I was hosting friends from Lyons, reputed to be the culinary capital of France, and I found all my latent passive-aggression, not to say sheer bloody minded competitiveness, came to the fore, as I did my utmost not to be outdone by the kings of cuisine.

I found myself getting up early to make full English breakfasts and devising dinner party-style menus even for a wet Monday evening, when normally, I would be reheating Sunday’s leftovers.

Very gratifyingly, our French friends were most appreciative of my efforts, which they said succeeded in demolishing all their prejudices about English food.

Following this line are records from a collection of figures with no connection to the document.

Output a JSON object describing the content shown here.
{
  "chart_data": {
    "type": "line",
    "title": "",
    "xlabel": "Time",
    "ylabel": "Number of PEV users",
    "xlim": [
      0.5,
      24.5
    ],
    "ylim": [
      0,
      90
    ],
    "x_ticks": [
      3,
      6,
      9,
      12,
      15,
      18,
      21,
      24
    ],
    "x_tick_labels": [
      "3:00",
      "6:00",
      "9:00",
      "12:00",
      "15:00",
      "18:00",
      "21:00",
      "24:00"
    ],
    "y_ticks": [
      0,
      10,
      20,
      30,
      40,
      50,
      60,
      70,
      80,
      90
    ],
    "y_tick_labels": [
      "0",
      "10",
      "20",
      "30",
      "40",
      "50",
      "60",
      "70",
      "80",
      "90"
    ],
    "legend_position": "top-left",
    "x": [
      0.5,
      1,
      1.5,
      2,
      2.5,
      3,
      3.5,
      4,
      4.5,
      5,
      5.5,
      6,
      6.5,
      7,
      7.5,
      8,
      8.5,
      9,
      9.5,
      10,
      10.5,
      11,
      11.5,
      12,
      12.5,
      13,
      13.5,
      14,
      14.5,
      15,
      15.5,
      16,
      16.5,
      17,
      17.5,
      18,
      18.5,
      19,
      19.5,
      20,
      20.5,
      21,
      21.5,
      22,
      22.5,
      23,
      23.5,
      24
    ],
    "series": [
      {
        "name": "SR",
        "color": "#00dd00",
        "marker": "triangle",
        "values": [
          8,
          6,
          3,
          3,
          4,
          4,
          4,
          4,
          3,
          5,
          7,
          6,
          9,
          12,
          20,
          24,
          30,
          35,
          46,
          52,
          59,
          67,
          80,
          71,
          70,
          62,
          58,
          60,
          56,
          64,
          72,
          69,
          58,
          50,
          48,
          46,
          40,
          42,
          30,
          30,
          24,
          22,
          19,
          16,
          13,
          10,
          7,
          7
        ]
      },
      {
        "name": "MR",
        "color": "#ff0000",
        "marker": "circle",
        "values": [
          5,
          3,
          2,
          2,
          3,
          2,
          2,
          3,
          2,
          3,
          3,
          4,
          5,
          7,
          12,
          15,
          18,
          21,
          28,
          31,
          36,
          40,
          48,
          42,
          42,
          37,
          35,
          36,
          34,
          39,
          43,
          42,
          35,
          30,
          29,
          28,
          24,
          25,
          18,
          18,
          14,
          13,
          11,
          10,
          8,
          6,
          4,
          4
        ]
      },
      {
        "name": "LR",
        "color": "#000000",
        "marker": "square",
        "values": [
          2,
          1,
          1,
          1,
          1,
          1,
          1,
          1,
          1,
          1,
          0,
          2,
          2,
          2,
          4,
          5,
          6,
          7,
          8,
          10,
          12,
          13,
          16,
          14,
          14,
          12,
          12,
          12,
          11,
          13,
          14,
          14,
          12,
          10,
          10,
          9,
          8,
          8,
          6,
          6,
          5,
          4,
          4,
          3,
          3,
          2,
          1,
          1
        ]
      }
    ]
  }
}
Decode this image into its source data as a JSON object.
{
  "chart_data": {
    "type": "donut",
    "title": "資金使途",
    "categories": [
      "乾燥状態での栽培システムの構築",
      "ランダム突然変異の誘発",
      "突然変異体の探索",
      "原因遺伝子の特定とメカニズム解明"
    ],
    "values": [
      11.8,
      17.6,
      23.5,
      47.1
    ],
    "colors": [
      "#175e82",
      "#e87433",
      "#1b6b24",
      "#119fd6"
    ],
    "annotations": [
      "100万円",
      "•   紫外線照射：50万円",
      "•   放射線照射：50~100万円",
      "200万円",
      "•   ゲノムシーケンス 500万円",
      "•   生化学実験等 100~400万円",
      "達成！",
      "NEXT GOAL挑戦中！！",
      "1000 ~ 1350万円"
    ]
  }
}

Funnily enough, though, what they liked best were the old-fashioned dishes we all ate as children: apple crumble, fruit Pavlova, cheese with grapes at the end of the meal (combining sweet and savoury: how very déclassé) and porridge for brekkie. One evening I even served them creamed swede, mashed potatoes and haggis, laced with whisky, naturellement, and they positively raved about it.

But their firm favourite, at least judging by the empty dishes, was toad in the hole with onion gravy and they even asked for the recipe.

Even so, I don’t imagine eateries across the Channel taking up the dish.

Somehow I can’t see my recipe for crispy crapaud dans le trou being served alongside cuisses de grenouilles (frogs’ legs) in restaurants in France, can you?